Wag The Dogma

[30min, Channel 4/NFTS - 2000] Music & lyrics; Documentary about the ‘Dogme 95’ movement, director: Emily James
* Awarded Kodak/Celect Student film of the year, 2000
* Best Documentary – Atlanta Festival, 2001

This was the first film I worked with Emily James on, when we first met at the National Film & Television School. I’d played some of my songs at a film school party and she immediately asked me to be involved with her current project, Wag the Dogma. It was a playful documentary about the Dogme 95 film movement (Lars von Trier, Thomas Vinterberg et al). This was big news at the time, especially at film school as you can imagine… suddenly films like Festen and The Idiots, that cost next to nothing to make were in cinemas and going down a storm.

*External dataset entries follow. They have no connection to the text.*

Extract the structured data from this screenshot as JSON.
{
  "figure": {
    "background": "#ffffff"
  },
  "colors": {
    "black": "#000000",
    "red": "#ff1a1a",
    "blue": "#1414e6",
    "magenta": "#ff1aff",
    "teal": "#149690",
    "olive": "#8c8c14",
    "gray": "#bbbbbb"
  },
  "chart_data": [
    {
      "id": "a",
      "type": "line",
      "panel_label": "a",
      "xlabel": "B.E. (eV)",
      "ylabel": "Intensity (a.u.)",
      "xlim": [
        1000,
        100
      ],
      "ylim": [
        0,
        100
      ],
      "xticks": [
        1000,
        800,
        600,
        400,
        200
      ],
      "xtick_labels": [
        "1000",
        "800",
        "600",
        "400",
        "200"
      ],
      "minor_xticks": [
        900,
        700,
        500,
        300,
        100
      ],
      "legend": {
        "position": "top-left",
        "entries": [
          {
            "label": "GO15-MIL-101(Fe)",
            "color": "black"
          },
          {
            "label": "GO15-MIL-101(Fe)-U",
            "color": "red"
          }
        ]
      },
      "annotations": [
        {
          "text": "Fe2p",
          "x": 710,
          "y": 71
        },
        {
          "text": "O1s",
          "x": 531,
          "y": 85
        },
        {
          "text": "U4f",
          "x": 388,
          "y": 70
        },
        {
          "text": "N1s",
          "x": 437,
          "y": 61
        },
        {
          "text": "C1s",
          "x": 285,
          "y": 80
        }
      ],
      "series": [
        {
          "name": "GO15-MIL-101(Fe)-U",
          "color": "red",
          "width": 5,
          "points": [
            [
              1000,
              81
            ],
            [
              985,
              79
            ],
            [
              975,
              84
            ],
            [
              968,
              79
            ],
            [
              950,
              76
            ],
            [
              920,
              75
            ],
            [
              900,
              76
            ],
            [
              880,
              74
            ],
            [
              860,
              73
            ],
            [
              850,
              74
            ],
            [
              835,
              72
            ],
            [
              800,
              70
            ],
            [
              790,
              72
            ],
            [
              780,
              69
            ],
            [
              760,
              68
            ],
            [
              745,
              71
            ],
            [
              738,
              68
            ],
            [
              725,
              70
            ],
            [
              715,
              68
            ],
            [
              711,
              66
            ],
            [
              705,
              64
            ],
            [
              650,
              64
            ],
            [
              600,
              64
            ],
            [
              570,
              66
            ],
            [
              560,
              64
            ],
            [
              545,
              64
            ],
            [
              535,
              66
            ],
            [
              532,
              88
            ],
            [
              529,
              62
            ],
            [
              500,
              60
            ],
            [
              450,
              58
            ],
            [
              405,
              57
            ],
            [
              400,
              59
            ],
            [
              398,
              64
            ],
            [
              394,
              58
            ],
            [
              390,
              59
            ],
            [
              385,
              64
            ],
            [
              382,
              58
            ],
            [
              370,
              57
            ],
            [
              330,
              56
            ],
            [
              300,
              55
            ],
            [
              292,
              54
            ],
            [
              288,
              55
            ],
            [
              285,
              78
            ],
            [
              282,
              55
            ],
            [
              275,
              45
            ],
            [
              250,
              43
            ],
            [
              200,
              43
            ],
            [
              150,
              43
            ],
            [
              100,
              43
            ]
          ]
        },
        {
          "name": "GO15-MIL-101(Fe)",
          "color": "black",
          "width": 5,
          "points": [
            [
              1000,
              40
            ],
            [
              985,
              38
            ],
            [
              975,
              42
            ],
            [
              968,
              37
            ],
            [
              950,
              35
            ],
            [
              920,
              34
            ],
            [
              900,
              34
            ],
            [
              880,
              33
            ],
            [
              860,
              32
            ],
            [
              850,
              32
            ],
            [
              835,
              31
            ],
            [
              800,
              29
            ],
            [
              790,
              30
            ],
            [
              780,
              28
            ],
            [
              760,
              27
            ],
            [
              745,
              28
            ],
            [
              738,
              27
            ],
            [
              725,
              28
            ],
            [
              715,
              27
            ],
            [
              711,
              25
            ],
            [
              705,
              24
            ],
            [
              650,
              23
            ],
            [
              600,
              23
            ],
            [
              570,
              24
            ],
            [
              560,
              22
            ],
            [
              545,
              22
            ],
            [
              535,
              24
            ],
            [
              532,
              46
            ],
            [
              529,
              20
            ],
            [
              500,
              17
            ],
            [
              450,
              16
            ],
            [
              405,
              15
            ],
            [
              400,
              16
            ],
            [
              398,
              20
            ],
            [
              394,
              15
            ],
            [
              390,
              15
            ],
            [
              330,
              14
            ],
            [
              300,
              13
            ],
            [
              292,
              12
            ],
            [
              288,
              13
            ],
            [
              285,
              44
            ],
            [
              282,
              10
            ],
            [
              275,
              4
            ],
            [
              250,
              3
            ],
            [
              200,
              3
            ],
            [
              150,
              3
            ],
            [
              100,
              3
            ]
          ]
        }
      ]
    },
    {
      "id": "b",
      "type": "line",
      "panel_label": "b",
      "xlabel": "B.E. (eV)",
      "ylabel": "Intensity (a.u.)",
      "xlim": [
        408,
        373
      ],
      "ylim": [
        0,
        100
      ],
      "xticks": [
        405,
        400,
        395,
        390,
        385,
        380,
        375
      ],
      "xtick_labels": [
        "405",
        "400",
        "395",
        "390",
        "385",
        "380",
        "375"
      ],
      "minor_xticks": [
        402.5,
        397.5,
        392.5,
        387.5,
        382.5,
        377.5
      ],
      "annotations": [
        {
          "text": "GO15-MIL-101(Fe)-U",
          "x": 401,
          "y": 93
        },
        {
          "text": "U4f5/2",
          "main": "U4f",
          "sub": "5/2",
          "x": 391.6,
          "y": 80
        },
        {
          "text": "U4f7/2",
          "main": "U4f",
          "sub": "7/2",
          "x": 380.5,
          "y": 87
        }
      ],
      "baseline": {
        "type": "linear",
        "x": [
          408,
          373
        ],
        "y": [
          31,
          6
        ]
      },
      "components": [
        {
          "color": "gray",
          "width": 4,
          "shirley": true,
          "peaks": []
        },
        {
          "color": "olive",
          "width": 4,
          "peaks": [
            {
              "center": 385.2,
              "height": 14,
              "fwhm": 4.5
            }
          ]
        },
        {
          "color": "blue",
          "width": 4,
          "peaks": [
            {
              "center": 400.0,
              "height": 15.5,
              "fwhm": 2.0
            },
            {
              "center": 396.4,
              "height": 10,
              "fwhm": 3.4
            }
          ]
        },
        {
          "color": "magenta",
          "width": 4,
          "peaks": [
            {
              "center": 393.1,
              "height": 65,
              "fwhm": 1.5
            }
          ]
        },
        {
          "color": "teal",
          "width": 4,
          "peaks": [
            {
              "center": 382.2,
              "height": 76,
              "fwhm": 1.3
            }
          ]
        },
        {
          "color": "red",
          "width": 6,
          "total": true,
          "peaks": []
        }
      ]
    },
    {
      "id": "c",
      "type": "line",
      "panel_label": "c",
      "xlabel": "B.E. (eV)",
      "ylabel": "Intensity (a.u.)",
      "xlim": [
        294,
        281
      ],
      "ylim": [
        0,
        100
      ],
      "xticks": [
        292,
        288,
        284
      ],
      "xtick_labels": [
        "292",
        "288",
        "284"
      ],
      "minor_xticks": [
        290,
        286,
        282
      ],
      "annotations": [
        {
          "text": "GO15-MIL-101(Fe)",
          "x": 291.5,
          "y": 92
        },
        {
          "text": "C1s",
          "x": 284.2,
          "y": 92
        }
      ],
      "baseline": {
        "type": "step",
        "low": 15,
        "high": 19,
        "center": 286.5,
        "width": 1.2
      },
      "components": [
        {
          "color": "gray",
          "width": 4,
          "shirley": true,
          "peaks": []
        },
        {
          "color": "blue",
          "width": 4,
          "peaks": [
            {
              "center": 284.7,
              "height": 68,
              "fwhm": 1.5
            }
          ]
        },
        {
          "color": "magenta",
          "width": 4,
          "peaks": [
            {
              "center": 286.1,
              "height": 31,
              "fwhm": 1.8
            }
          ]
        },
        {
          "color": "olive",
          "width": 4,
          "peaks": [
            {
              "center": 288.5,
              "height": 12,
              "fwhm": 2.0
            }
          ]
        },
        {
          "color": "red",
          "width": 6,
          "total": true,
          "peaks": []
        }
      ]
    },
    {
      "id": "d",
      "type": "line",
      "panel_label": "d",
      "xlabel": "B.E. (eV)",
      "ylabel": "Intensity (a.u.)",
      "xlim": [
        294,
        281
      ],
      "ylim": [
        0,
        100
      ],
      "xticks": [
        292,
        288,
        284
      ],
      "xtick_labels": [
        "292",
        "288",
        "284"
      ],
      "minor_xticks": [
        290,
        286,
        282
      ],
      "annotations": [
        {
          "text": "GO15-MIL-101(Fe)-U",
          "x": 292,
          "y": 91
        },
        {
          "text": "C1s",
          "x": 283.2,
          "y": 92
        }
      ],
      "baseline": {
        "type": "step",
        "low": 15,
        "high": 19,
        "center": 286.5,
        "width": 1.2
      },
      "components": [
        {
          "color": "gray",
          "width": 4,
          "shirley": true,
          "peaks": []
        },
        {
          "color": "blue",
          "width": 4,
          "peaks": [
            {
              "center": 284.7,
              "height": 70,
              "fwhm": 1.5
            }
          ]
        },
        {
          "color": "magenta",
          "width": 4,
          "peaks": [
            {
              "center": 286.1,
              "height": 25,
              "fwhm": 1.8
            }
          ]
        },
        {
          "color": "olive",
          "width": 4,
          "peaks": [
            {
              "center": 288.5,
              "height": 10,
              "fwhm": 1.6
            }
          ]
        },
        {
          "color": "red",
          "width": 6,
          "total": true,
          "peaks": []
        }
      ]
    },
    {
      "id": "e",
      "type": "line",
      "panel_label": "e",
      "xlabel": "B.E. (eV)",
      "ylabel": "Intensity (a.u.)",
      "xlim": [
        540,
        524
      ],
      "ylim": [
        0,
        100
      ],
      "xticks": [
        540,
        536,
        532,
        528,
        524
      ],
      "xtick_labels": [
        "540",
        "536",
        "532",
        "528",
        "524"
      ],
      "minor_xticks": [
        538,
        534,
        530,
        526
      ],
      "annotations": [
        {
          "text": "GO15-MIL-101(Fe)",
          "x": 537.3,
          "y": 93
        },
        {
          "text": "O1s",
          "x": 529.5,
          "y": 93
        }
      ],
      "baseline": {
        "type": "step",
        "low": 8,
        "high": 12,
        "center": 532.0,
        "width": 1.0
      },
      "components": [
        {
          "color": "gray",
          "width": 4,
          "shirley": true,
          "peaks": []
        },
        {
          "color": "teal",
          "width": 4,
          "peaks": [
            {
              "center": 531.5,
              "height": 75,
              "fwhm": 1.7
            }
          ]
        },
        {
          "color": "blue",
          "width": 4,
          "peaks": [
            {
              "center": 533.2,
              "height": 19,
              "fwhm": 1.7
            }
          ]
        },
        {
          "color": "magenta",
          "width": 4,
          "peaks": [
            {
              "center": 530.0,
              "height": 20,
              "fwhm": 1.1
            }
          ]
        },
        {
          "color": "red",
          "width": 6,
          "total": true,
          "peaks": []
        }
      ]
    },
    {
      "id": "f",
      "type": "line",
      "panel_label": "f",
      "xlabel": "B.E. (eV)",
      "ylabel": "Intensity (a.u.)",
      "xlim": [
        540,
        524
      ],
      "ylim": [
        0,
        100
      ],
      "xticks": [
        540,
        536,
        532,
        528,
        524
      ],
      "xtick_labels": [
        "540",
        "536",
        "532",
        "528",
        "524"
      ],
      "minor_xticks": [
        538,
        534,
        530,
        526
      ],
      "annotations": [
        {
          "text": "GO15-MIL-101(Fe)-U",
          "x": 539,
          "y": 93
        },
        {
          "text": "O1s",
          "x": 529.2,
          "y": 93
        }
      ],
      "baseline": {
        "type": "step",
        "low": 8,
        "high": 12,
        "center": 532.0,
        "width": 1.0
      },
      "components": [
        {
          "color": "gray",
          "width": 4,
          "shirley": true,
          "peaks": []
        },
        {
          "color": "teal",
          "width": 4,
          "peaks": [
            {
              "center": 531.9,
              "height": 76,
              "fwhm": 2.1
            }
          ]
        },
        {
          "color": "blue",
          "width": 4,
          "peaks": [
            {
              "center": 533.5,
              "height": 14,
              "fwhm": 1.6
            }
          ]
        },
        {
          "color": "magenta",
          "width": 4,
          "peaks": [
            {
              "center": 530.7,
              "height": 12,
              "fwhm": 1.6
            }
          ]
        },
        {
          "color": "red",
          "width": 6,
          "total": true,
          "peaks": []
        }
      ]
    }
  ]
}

Anyway, I ended up being a pretty big part of this film, as I’m used as a kind of musical narrator throughout. Martino and Emily discussed the idea with me and referenced the songs by Jonathan Richman in There’s Something About Mary; so I said, “Yes I know exactly what you mean”, neglecting to mention the fact that I’d never seen the film and, more embarassingly, had never heard any Jonathan Richman. Rather than researching this privately, I just thought I’d do my own thing, so I went away and quickly wrote a few songs for the film. “Perfect!”, they said, “Just what we asked for, like a posh English Jonathan Richman!”. Shit, I thought, I’d better find out about this guy, then. So I did… and he is great and I’ve since been to see him playing live. If you were feeling cruel you could say my songs are a bit Jackanory compared to his… but who’s being cruel?

Wag the Dogma was great fun to make. I wrote the songs – both music and lyrics – in a few days, recorded it with a little band in one evening (drums, bass, trombone & me on guitar and vocal). Then we were filmed playing the songs in the tiny patch of park outside the Ritzy in Brixton one bitter winter day. It was completely freezing, and we were getting some pretty weird looks!

The film did really well at festivals all round the world and then got picked up by Channel 4 who broadcast it in 2001. The whole mood of the film was really good, but I think the music really helps set the tone… it’s not often that my own songs make me smile, but these ones do!